From: Paul Tyson <phtyson@sbcglobal.net>
Date: Wed, 23 Jan 2013 14:56:04 -0600
To: "public-sparql-dev@w3.org" <public-sparql-dev@w3.org>
Message-Id: <E8584FF5-F179-4762-B9FD-5CF4AA6B2621@sbcglobal.net>

Hi all,

I'm wondering if there is a simple solution to this problem.

I have a rather complicated query, consisting of several union clauses, which by its nature will return duplicates. I need to get a unique solution set so I can group them and sum a couple of fields.

Simply wrapping the union query in a nested SELECT DISTINCT doesn't work, because the outer query has no graph pattern to match the variables projected from the subquery.

I tried adding a series of BIND statements to simply rename the subquery variables for use by the aggregate outer query, but that didn't work (with jena, at least).

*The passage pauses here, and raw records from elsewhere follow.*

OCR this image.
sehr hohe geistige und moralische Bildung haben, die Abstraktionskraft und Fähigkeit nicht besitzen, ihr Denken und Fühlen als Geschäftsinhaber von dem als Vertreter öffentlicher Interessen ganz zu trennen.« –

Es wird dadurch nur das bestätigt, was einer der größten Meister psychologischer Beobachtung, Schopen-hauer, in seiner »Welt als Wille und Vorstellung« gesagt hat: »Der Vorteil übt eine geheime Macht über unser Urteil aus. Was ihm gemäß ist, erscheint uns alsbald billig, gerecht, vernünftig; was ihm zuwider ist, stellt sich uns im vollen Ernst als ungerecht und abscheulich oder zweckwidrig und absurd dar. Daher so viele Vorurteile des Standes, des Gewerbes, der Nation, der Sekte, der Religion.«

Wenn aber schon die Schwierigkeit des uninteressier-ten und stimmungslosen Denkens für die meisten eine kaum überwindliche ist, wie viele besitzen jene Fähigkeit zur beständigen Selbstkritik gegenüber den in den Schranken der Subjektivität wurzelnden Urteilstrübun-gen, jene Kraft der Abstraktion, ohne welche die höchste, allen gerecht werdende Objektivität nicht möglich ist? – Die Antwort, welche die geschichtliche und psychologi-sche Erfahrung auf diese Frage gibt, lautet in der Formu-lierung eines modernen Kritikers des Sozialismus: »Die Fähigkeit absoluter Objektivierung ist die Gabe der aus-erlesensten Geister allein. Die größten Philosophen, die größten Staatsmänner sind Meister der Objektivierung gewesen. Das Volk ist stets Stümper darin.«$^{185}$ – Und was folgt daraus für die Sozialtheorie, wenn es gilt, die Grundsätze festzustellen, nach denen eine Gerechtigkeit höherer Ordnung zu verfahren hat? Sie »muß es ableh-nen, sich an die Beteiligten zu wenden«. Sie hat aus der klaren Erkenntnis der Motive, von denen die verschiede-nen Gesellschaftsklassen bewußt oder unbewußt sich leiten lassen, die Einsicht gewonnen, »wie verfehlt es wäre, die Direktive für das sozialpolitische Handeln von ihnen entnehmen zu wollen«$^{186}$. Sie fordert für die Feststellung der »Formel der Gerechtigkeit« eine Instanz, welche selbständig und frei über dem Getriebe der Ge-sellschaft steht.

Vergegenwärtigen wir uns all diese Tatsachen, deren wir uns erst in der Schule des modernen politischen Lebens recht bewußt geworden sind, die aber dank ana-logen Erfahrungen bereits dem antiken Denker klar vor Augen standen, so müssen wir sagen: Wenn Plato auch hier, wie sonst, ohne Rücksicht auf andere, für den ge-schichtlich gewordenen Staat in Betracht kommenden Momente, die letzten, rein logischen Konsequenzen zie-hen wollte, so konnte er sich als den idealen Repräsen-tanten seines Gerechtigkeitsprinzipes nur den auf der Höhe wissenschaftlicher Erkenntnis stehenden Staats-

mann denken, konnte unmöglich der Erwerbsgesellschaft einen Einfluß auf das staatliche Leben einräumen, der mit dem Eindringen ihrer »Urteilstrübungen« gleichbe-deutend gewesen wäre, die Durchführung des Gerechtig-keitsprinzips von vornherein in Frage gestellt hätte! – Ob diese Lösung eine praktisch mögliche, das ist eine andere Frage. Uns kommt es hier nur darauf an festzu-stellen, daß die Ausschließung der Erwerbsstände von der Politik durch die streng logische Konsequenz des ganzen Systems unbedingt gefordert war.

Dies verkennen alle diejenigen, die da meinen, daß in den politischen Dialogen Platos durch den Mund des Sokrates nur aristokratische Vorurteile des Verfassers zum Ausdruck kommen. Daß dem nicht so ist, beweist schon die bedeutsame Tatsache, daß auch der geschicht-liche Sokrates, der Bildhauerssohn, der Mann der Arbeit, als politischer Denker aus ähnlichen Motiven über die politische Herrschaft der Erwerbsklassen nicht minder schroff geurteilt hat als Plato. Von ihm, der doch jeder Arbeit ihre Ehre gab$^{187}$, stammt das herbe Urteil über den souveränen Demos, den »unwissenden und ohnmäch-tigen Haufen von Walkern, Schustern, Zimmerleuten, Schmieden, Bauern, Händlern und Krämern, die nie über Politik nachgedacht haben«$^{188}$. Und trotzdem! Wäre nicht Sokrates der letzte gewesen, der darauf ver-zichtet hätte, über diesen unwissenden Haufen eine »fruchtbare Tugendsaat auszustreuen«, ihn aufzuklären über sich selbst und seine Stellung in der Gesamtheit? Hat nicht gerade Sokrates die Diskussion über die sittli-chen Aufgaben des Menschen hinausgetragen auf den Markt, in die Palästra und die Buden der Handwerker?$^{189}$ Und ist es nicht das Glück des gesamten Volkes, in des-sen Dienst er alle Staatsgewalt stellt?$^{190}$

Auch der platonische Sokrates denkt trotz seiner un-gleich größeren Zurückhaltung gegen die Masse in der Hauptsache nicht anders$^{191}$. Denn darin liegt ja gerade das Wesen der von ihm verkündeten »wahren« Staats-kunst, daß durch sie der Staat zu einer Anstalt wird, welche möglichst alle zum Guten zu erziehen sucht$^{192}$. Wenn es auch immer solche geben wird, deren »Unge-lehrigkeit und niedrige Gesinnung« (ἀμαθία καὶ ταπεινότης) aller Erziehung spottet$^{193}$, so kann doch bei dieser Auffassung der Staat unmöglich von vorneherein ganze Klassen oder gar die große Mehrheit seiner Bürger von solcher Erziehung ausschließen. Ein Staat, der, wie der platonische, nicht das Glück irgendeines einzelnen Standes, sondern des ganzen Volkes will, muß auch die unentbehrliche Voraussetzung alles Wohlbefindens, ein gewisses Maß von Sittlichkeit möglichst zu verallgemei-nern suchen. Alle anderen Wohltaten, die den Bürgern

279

The source dataset is nearly 500M triples. I'm using Jena 2.7.3. The subquery will return anywhere from a few dozen to a few hundred solutions, and by itself runs very quickly.

Here's a skeleton view of the query. Is there something to fill "what goes here" that will pass the subquery results up to the grouping function?

select ?var1 ?var2 (sum(?var3) as ?var3_total)
where {
{ ??? what goes here ??? }
{select distinct ?var1 ?var ?var3
where { ... complicated union query ... }}
}
group by ?var1 ?var2

Or any other suggestions on how to tackle this problem?

Thanks,
--Paul

Received on Wednesday, 23 January 2013 20:57:31 UTC